HUDSON–After completing his five-year term on the Hudson School Board, Peter Meyer says, “I’ve aged five years for every one.”
For much of his term Mr. Meyer was the maverick, frustrating some observers by the number of questions he asked. But by the time his term expired, he headed three committees: Curriculum, Code of Ethics, and Code of Conduct. He’s proud of the work they accomplished and hopes the new board will continue the work and follow the recommendations.
A new curriculum has not yet been adopted, but progress has been made. “Not having a curriculum is a terrible way to educate kids.” said Mr. Meyer. “Sometimes a kid will read the same book three times with different teachers.
The district now has a code of ethics and a new code of conduct. Mr. Meyer also promoted the idea of having kids walk to school if they lived within a mile of their school through a program called The Walking School Bus.
In a recent interview he said that much remains to be done. “Change is hard,” he said. “Institutions are used to doing things in a certain way but change is required when only 50% of kids are proficient in reading and math.”
Mr. Meyer learned about education through his job as a journalist. He wrote about education for LIFE magazine in the early 1990s, when he profiled E.D. Hirsch, one of the nation’s most influential educators. “That story opened my eyes to the terrible dysfunction of the nation’s public schools, which has been well documented. When we moved to Hudson fulltime in 1997, and my son entered school here, I offered then curriculum director Marilyn Barry to bring consultants from Hirsch’s Core Knowledge Foundation to Hudson. Unfortunately, the district passed. Had we started using the Core Knowledge curriculum then, we would have been light years ahead of most districts in the state,” he said.

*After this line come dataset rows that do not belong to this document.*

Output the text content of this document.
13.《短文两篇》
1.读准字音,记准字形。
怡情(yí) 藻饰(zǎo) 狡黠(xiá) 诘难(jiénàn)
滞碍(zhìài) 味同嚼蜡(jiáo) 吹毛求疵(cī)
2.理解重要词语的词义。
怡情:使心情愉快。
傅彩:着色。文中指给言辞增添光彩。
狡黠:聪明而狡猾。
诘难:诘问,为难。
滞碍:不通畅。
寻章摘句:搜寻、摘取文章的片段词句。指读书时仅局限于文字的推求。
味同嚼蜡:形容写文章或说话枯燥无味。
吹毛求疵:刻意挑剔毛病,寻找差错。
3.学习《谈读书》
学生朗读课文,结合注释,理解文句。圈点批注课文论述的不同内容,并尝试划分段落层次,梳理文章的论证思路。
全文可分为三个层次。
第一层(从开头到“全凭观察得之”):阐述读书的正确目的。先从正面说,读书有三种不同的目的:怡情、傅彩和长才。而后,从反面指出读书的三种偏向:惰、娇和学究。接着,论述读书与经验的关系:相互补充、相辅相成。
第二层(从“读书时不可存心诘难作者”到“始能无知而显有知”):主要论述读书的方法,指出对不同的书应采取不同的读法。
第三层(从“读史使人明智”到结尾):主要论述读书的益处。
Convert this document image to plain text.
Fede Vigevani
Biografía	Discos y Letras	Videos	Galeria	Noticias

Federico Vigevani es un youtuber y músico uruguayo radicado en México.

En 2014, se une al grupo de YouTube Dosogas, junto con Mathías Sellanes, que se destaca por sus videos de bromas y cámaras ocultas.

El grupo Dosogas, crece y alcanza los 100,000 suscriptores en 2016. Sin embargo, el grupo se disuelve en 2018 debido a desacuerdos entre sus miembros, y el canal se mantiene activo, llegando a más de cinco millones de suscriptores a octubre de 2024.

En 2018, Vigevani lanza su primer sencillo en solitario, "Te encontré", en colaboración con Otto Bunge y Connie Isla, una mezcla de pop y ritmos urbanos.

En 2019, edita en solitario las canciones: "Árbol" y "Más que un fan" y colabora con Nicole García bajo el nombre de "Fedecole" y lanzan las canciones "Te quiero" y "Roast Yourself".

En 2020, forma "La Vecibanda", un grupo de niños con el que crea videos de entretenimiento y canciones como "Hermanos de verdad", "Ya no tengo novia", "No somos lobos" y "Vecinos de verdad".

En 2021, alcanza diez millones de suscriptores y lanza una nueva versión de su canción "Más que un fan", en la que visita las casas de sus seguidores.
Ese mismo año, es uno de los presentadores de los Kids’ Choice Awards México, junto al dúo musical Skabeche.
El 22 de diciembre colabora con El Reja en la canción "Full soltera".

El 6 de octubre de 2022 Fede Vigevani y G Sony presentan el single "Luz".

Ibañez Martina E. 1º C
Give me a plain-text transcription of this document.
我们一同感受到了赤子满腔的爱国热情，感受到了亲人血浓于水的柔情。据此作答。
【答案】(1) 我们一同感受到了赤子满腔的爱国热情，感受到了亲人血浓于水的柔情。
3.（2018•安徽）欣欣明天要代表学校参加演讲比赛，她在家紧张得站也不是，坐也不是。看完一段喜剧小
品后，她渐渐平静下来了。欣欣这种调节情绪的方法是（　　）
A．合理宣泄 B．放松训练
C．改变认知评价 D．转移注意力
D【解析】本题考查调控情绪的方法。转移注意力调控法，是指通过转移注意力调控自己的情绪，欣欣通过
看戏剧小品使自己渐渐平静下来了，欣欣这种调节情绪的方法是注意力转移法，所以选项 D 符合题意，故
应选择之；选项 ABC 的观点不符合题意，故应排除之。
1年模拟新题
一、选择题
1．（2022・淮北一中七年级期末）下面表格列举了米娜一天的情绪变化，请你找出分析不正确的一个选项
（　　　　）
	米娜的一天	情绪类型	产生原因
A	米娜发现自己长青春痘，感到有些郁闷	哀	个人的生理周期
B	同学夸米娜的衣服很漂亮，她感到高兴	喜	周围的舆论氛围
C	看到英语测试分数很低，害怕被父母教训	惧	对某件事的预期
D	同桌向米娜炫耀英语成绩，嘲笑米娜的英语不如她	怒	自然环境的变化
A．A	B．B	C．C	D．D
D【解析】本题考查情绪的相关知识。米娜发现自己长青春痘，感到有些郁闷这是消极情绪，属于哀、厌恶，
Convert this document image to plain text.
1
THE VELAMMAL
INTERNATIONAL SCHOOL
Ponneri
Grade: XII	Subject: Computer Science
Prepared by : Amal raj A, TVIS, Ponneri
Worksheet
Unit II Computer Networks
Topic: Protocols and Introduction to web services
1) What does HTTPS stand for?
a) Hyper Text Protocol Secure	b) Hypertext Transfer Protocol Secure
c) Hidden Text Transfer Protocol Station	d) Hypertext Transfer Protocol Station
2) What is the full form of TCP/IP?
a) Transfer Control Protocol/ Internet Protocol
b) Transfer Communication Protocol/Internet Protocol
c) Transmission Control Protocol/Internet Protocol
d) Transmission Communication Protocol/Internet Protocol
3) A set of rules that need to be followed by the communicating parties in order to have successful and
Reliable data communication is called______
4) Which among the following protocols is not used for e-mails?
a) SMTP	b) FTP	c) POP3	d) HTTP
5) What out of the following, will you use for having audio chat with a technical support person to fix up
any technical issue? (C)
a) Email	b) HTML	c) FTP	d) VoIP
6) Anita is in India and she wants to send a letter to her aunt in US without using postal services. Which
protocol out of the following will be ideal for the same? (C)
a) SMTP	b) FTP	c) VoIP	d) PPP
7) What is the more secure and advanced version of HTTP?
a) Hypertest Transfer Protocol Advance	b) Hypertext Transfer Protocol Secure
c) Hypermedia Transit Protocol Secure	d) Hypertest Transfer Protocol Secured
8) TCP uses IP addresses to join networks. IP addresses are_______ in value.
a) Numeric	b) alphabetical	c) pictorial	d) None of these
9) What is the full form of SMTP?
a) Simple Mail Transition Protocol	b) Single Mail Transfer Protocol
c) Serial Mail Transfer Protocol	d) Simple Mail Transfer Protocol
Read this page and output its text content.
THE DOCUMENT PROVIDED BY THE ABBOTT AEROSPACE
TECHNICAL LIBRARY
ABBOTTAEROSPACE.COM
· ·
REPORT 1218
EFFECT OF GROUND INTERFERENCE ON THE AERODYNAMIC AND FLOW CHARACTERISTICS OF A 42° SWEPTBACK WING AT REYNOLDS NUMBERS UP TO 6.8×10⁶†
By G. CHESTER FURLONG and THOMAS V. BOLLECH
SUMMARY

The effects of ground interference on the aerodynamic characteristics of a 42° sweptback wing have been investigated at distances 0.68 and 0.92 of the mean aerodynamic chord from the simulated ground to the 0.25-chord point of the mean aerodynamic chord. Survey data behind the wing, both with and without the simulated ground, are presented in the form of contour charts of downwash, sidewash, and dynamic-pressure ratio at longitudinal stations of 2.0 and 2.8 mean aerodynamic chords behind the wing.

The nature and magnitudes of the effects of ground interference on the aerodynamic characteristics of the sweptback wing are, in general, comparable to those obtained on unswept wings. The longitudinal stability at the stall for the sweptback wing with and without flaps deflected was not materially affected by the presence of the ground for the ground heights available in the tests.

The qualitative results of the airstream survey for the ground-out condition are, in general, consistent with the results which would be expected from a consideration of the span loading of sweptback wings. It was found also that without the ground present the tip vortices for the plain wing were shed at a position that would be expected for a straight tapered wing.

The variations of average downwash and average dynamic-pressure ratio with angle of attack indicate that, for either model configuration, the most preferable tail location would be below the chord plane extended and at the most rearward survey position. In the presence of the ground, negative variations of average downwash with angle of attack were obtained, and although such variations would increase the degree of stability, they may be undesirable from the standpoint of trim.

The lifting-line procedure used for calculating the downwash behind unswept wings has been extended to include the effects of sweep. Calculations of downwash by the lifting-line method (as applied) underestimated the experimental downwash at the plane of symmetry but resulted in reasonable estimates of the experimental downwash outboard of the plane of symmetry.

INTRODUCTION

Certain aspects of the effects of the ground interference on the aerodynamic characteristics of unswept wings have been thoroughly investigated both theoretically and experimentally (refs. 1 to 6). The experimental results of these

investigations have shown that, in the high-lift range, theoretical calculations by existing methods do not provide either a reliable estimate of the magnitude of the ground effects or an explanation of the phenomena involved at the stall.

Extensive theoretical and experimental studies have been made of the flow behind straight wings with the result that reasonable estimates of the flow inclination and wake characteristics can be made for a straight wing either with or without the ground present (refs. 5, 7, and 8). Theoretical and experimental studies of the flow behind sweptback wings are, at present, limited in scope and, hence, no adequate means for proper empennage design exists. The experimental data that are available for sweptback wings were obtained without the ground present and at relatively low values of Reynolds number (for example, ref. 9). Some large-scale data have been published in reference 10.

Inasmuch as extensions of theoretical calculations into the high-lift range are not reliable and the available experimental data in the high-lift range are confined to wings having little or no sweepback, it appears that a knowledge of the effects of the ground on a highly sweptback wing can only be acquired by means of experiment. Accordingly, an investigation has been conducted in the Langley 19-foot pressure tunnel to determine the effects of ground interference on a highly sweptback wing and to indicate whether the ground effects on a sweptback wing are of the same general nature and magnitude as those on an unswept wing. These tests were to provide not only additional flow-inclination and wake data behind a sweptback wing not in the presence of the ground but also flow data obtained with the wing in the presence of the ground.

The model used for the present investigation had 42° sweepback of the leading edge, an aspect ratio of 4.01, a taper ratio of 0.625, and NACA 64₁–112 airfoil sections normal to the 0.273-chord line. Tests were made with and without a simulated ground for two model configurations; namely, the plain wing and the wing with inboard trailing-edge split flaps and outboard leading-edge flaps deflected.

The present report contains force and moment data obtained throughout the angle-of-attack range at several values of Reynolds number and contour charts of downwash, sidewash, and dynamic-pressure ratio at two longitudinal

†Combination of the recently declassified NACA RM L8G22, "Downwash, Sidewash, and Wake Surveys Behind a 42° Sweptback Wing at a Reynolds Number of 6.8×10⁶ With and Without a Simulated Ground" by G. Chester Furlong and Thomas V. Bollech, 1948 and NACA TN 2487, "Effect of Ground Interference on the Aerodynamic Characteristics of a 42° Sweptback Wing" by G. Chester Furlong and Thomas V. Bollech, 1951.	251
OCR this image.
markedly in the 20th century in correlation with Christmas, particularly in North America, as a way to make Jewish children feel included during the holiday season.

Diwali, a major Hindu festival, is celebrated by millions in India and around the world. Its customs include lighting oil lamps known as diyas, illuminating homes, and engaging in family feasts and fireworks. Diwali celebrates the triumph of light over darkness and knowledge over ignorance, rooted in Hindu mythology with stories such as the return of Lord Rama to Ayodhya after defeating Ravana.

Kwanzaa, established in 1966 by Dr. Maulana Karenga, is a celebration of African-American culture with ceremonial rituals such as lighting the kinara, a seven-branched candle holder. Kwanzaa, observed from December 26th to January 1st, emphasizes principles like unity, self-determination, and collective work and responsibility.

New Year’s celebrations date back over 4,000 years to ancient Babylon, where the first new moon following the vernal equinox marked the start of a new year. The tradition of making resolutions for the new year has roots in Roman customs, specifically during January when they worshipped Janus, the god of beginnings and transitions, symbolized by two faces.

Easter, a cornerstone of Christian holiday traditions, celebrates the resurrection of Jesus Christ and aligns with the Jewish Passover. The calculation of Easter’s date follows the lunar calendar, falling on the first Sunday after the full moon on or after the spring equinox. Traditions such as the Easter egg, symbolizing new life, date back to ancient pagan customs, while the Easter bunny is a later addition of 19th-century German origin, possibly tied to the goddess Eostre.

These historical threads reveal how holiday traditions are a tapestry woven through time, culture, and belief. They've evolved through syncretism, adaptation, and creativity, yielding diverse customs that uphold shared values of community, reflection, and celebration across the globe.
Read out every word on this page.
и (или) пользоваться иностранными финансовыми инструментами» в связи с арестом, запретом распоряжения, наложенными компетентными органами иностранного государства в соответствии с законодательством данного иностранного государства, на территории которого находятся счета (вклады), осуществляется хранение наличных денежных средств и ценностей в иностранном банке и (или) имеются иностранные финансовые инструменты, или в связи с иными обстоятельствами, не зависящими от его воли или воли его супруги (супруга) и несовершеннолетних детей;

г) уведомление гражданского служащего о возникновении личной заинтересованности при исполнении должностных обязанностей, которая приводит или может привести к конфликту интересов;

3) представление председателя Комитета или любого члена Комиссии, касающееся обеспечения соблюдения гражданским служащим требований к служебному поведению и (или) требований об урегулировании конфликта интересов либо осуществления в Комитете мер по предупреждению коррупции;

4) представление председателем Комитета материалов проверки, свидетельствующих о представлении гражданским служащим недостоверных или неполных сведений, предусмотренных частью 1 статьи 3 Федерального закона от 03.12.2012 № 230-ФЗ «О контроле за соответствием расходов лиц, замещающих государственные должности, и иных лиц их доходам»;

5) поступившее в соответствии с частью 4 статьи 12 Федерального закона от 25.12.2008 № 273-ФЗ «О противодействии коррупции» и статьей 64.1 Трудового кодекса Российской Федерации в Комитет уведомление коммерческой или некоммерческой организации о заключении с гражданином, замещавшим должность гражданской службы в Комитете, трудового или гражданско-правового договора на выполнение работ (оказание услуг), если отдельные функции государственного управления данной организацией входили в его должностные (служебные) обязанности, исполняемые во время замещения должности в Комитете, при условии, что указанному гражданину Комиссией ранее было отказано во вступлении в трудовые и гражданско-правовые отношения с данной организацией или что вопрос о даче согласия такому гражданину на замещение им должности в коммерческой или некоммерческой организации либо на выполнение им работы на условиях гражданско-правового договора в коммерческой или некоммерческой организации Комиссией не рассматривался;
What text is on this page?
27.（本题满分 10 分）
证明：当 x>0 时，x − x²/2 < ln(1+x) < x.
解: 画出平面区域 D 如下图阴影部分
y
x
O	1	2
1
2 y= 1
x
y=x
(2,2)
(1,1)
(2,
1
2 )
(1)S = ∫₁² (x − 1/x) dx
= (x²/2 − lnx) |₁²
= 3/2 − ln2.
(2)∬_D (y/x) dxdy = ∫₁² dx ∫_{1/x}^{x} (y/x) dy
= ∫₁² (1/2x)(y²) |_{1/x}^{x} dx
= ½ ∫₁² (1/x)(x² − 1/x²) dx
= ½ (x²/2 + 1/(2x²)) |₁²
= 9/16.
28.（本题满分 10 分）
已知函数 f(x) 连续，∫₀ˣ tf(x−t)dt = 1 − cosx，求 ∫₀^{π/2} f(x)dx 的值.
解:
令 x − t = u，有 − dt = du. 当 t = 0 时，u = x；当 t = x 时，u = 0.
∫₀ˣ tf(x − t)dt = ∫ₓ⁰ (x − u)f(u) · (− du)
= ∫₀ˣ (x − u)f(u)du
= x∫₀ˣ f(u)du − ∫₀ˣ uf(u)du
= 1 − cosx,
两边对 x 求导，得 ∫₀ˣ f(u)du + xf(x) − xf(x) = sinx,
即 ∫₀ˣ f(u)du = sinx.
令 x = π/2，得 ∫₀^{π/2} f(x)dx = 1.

Since 2000, Mr. Meyer has worked fulltime as an education writer and editor. He was the manuscript editor, and is now contributing editor, at Education Next, a policy journal, and also works as a senior policy fellow at the Washington, D.C. based Thomas Fordham Institute, an education policy think tank.
He recalled how the rest of the board seemed in shock when he won his seat in 2007 after 92 district residents voted for him in a write-in campaign. That year, when no candidate came forward to run for the spot, he tried to recruit someone. When that failed he ran himself. At the time, the administration and board president forbid this reporter from speaking with board members other than the board’s president and Mr. Meyer had trouble being heard at meetings.
“It was a low point,” he remembered. “Interest in the school and education was so diminished that no one wanted to run for school board.” He ran a stealth campaign. Even his wife didn’t know about it.
He had withdrawn from the school board a few years before for personal reasons; he ran in 2007 because, “I saw it as an opportunity and a duty to fill out the term I had never finished.”
“Hudson is trapped in educational theory that is 30 years out of date, but we’re getting back on track,” said Mr. Meyer. He believes the theories of John Dewey, the American educational reformer and philosopher who died in 1952, have had a profoundly negative effect on education today, seen in an emphasis on customized learning, critical thinking, project-based learning and a child centered classroom. “We’ve gone from one of the best systems in the world to a mediocre middle of the pack,” he said.
“It’s a giant social science experiment instead of an education which is teaching kids reading, writing, science, history, math, art and music,” said Mr. Meyers. “We have come to believe you can’t educate kids until you solve problems of poverty and character…. Solving Poverty is nice, but the best way of doing that is getting our kids a world-class education. We have the money; we just need the will power to do it.”
He cites a group of high schools in Ohio that, like Hudson, have a high incidence of poverty, but unlike Hudson have a 100% graduation rate and kids that go on to college in large numbers. “They can do that here,” he said.
In 2011 Hudson had a 63% graduation rate and a 15.7% dropout rate.
He also faults the press for not keeping the public well informed about how bad education has become.
He defended his practice of asking lots of questions at meetings: “I felt it was important so I and the board can get information. After all, that is what you use to make good informed decisions.”
Mr. Meyer was a strong supporter of the Alternative Learning Program discontinued two years ago, the casualty of a budget crisis. He says it successfully served students who were not succeeding in the regular classroom at a fraction of the cost paid per student by the district for the general education program.
“Unfortunately, the system rewards failure,” said Mr. Meyer. “There’s money available for schools in need of improvement. The more poor kids we have, the more we get for Title I. That’s an incentive to have more poor kids.”
Mr. Meyer credits recently retired Superintendent Jack Howe for many positive changes since his arrival in 2009. “He got rid of a lot of the paranoia that plagued the district. He let people talk. Board meetings are now more open and lively, and I was allowed to get things on the agenda,” he said.
“I’ve learned a lot from being on the board, but I have not changed from being a “maverick,'” he said.
Mr. Meyer’s son graduated from Hudson High School last year, having started his education at John L. Edwards Elementary. He now attends the University of Chicago.